The speed wasn’t about rushing. It was about not having to think during implementation because all the thinking happened during planning.
The Pattern
Every time we’ve had success shipping quickly, the pattern is the same:
- Discover the gaps by running the system, not by reading the code
- Map every change before touching a file — file name, line number, what changes
- Batch related changes into coherent PRs with clear scope
- Execute mechanically — the plan is the spec, implementation is just typing
- Verify immediately — build, test, review
Change management isn’t bureaucracy. It’s the discipline of knowing what you’re going to do before you do it. That discipline is what makes 15-minute implementations possible instead of 3-hour debugging sessions.

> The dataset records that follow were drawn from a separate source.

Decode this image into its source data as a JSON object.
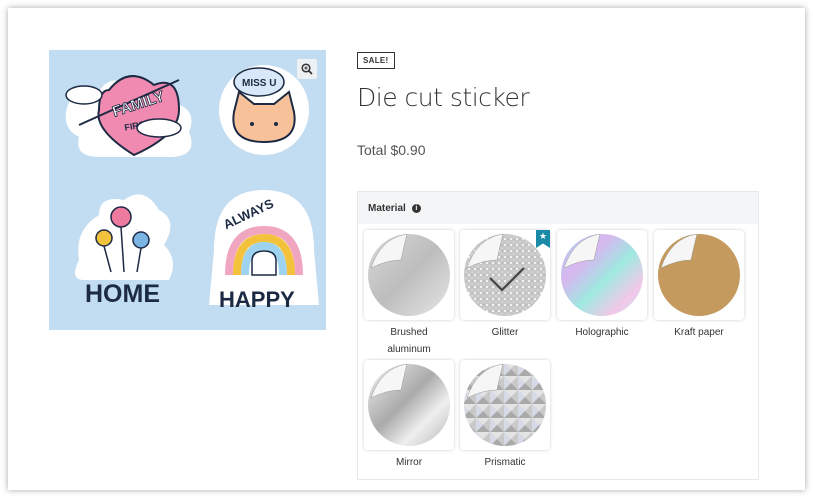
{
  "product": {
    "badge": "SALE!",
    "title": "Die cut sticker",
    "total": "Total $0.90"
  },
  "image": {
    "background": "#c2dcf2",
    "zoom_icon": "zoom-in-icon",
    "stickers": {
      "family_line1": "FAMILY",
      "family_line2": "FIRST",
      "miss_u": "MISS U",
      "home": "HOME",
      "always": "ALWAYS",
      "happy": "HAPPY"
    }
  },
  "options": {
    "label": "Material",
    "info_icon": "info-icon",
    "selected": "Glitter",
    "swatches": [
      {
        "label": "Brushed aluminum",
        "style": "brushed"
      },
      {
        "label": "Glitter",
        "style": "glitter",
        "selected": true,
        "featured": true
      },
      {
        "label": "Holographic",
        "style": "holographic"
      },
      {
        "label": "Kraft paper",
        "style": "kraft"
      },
      {
        "label": "Mirror",
        "style": "mirror"
      },
      {
        "label": "Prismatic",
        "style": "prismatic"
      }
    ]
  },
  "colors": {
    "featured_flag": "#1a8aa6",
    "kraft": "#c49a5e"
  }
}
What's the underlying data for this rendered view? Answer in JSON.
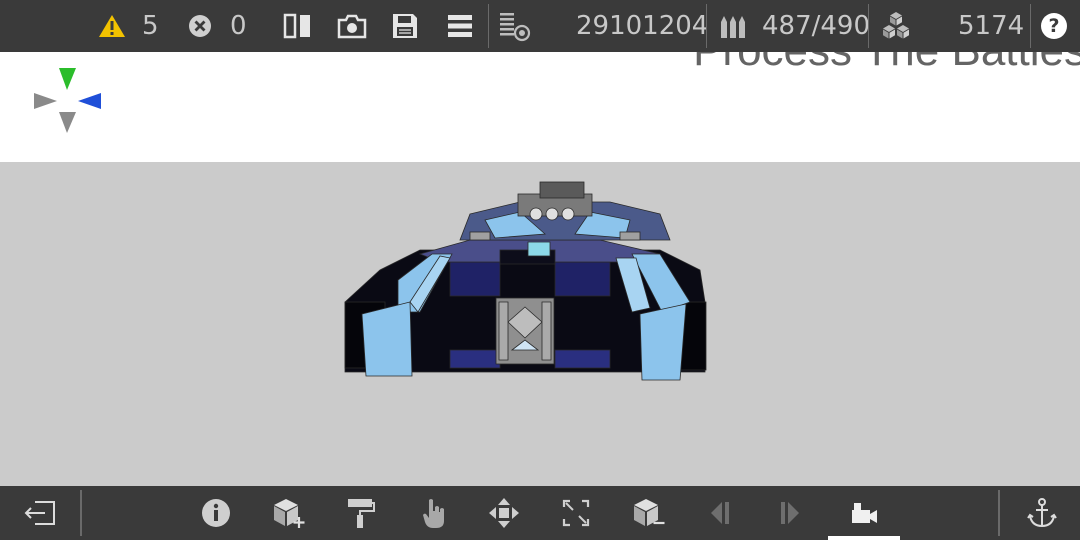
{
  "status": {
    "warnings": "5",
    "errors": "0",
    "cost": "29101204",
    "ammo": "487/490",
    "blocks": "5174",
    "help": "?"
  },
  "watermark": "Process The Battles",
  "colors": {
    "bar_bg": "#3a3a3a",
    "warning": "#f2c200",
    "hull_light": "#8cc4ec",
    "hull_dark": "#1f2266",
    "axis_up": "#2bbd2b",
    "axis_right": "#1f4fd8",
    "axis_neutral": "#8a8a8a"
  },
  "toolbar": {
    "icons": [
      "exit-icon",
      "info-icon",
      "add-block-icon",
      "paint-roller-icon",
      "hand-pointer-icon",
      "move-icon",
      "resize-icon",
      "remove-block-icon",
      "previous-icon",
      "next-icon",
      "camera-mode-icon",
      "anchor-icon"
    ],
    "active": "camera-mode-icon"
  }
}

The gaps we found weren’t complex. The fixes weren’t clever. But without the plan, we’d have been jumping between files, discovering dependencies mid-edit, and second-guessing scope. With it, we shipped two PRs worth of hardening in the time it takes to drink a coffee.
git-steer is an MCP server for GitHub repository management. It handles repo settings, branch management, PR workflows, security scanning, and autonomous vulnerability remediation across 35+ repositories — all without cloning a single repo locally.